A leading consumer group has warned Ed Davey that his proposed subsidy scheme will encourage the construction of more higher-cost energy projects such as offshore wind farms that might not deliver value for money.
Which? has written to the secretary of state for energy and climate change saying plans for electricity market reform “could result in expensive generation projects being prioritised over cheaper, more cost-effective options”.
The letter, which was copied to Treasury officials, reflects growing concern about the cost of the low-carbon agenda, something that has been raised principally by energy-intensive businesses and Conservative backbenchers.

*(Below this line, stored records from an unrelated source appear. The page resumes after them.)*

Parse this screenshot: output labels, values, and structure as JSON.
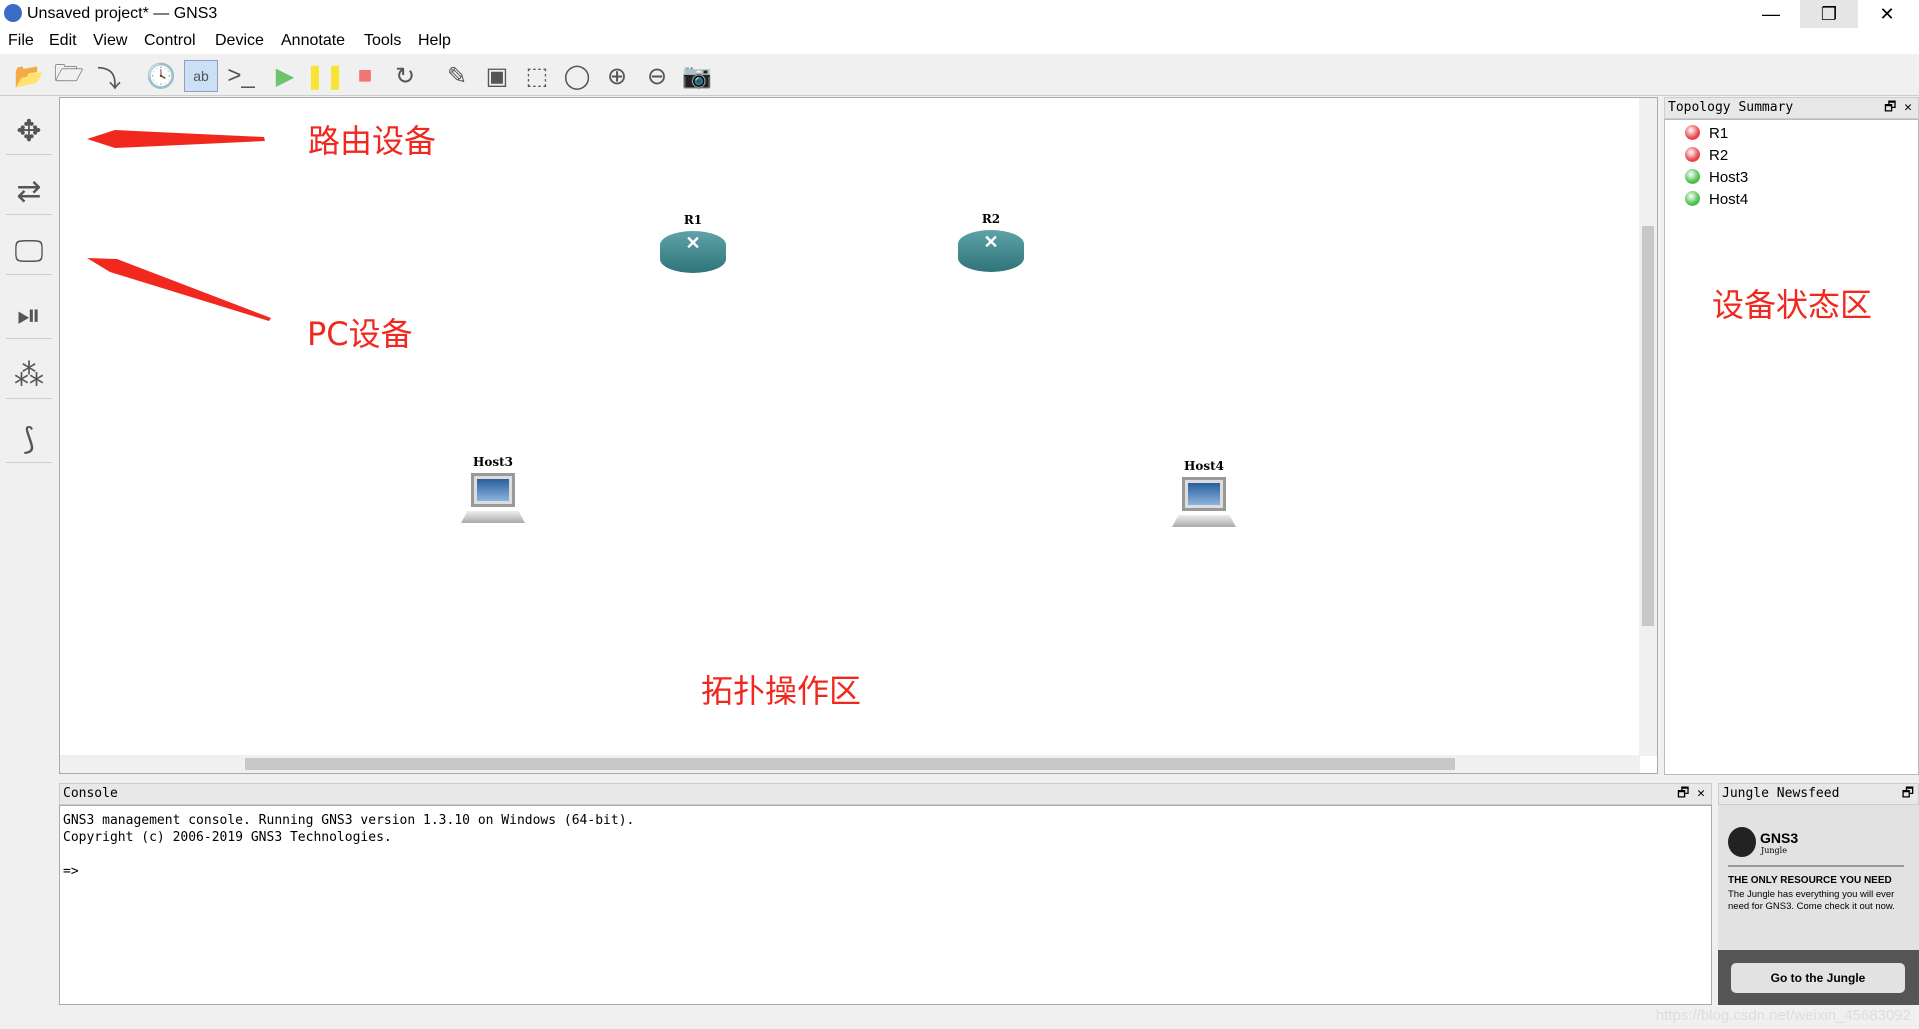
{
  "window": {
    "title": "Unsaved project* — GNS3",
    "minimize": "—",
    "restore": "❐",
    "close": "✕"
  },
  "menu": [
    "File",
    "Edit",
    "View",
    "Control",
    "Device",
    "Annotate",
    "Tools",
    "Help"
  ],
  "toolbar": [
    {
      "name": "new-project",
      "glyph": "📂"
    },
    {
      "name": "open-project",
      "glyph": "🗁"
    },
    {
      "name": "save-project",
      "glyph": "⤵"
    },
    {
      "name": "snapshot",
      "glyph": "🕓"
    },
    {
      "name": "show-interface-labels",
      "glyph": "ab"
    },
    {
      "name": "console-all",
      "glyph": ">_"
    },
    {
      "name": "start-all",
      "glyph": "▶",
      "color": "#6cc46c"
    },
    {
      "name": "suspend-all",
      "glyph": "❚❚",
      "color": "#f5e532"
    },
    {
      "name": "stop-all",
      "glyph": "■",
      "color": "#f27474"
    },
    {
      "name": "reload-all",
      "glyph": "↻"
    },
    {
      "name": "add-note",
      "glyph": "✎"
    },
    {
      "name": "insert-picture",
      "glyph": "▣"
    },
    {
      "name": "draw-rectangle",
      "glyph": "⬚"
    },
    {
      "name": "draw-ellipse",
      "glyph": "◯"
    },
    {
      "name": "zoom-in",
      "glyph": "⊕"
    },
    {
      "name": "zoom-out",
      "glyph": "⊖"
    },
    {
      "name": "screenshot",
      "glyph": "📷"
    }
  ],
  "devices": [
    {
      "name": "routers",
      "glyph": "✥"
    },
    {
      "name": "switches",
      "glyph": "⇄"
    },
    {
      "name": "end-devices",
      "glyph": "🖵"
    },
    {
      "name": "security-devices",
      "glyph": "⏯"
    },
    {
      "name": "all-devices",
      "glyph": "⁂"
    },
    {
      "name": "add-link",
      "glyph": "⟆"
    }
  ],
  "nodes": [
    {
      "label": "R1",
      "type": "router"
    },
    {
      "label": "R2",
      "type": "router"
    },
    {
      "label": "Host3",
      "type": "pc"
    },
    {
      "label": "Host4",
      "type": "pc"
    }
  ],
  "annotations": {
    "routers": "路由设备",
    "pc": "PC设备",
    "status": "设备状态区",
    "topology": "拓扑操作区",
    "color": "#f0281e"
  },
  "topology_summary": {
    "title": "Topology Summary",
    "items": [
      {
        "label": "R1",
        "status": "stopped",
        "color": "#e8424a"
      },
      {
        "label": "R2",
        "status": "stopped",
        "color": "#e8424a"
      },
      {
        "label": "Host3",
        "status": "started",
        "color": "#4cbf4c"
      },
      {
        "label": "Host4",
        "status": "started",
        "color": "#4cbf4c"
      }
    ]
  },
  "console": {
    "title": "Console",
    "line1": "GNS3 management console. Running GNS3 version 1.3.10 on Windows (64-bit).",
    "line2": "Copyright (c) 2006-2019 GNS3 Technologies.",
    "prompt": "=>"
  },
  "jungle": {
    "title": "Jungle Newsfeed",
    "logo": "GNS3",
    "logo_sub": "Jungle",
    "headline": "THE ONLY RESOURCE YOU NEED",
    "body": "The Jungle has everything you will ever need for GNS3. Come check it out now.",
    "button": "Go to the Jungle"
  },
  "watermark": "https://blog.csdn.net/weixin_45683092"
}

It comes the day after Ofgem, the energy regulator, warned the big six suppliers that they were in danger of further undermining trust in the industry by failing to pass on wholesale price reductions to retail consumers.
Which? insists it supports a “green” revolution and does not want to pick winners or losers in the renewable energy field but believes the Contract for Difference (CfD) subsidy regime is flawed.
“It is vital that any measure that adds costs to consumers’ bills is closely scrutinised at a time when energy prices are the top financial concern for consumers. Whilst there has been a lot of welcome attention given to tackling the immediate cost of energy bills, Which? believes that more attention needs to be done to address energy costs in the long term,” Richard Lloyd, the Which? executive director, wrote in his letter to Davey.
He said the plans “could result in expensive generation projects being prioritised over cheaper, more cost-effective options. The absence of full competition from the Contracts for Difference process at the outset risks priority being given to investment that may not deliver value for money for customers.”
Which? would like ministers to introduce competition between different kinds of technologies, onshore and offshore wind for example, as well as between operators.
A briefing document sent with the letter says it is unclear how there would be any price competition for offshore wind under the current arrangements. “In our view it is not appropriate to shield offshore wind developers from competitive cost pressures … there are a wide range of costs across offshore wind projects but accurate cost information is hard to come by. Allocating subsidy competitively is the best way of revealing this information.”
The coalition government has partly prioritised more expensive offshore wind over cheaper onshore wind in its calculations because of huge opposition to the latter from backbench Conservatives and some local communities.
The Department of Energy and Climate Change said that CfDs provided the most efficient long-term support for low-carbon generation – including nuclear, renewables and carbon capture and storage. “They give greater certainty and stability of revenues by removing exposure to volatile wholesale prices, and protect consumers from paying for support when electricity prices are high.”
“This consequently makes the development of low carbon generation cheaper for both investors and consumers, and it is suitable for all forms of low carbon generation”.
Michael Fallon, the energy minister who also received the Which? letter, said at the opening of RenewableUK’s Global Offshore Wind conference in Glasgow on Wednesday: “Offshore wind isn’t just an energy sector, it’s a growth sector – and it’s vital that as the offshore wind sector grows, it strengthens its contribution to economic growth and creating jobs in the UK – more than 6,000 people are directly employed in the industry, with a similar number of indirect jobs in the supply chain.”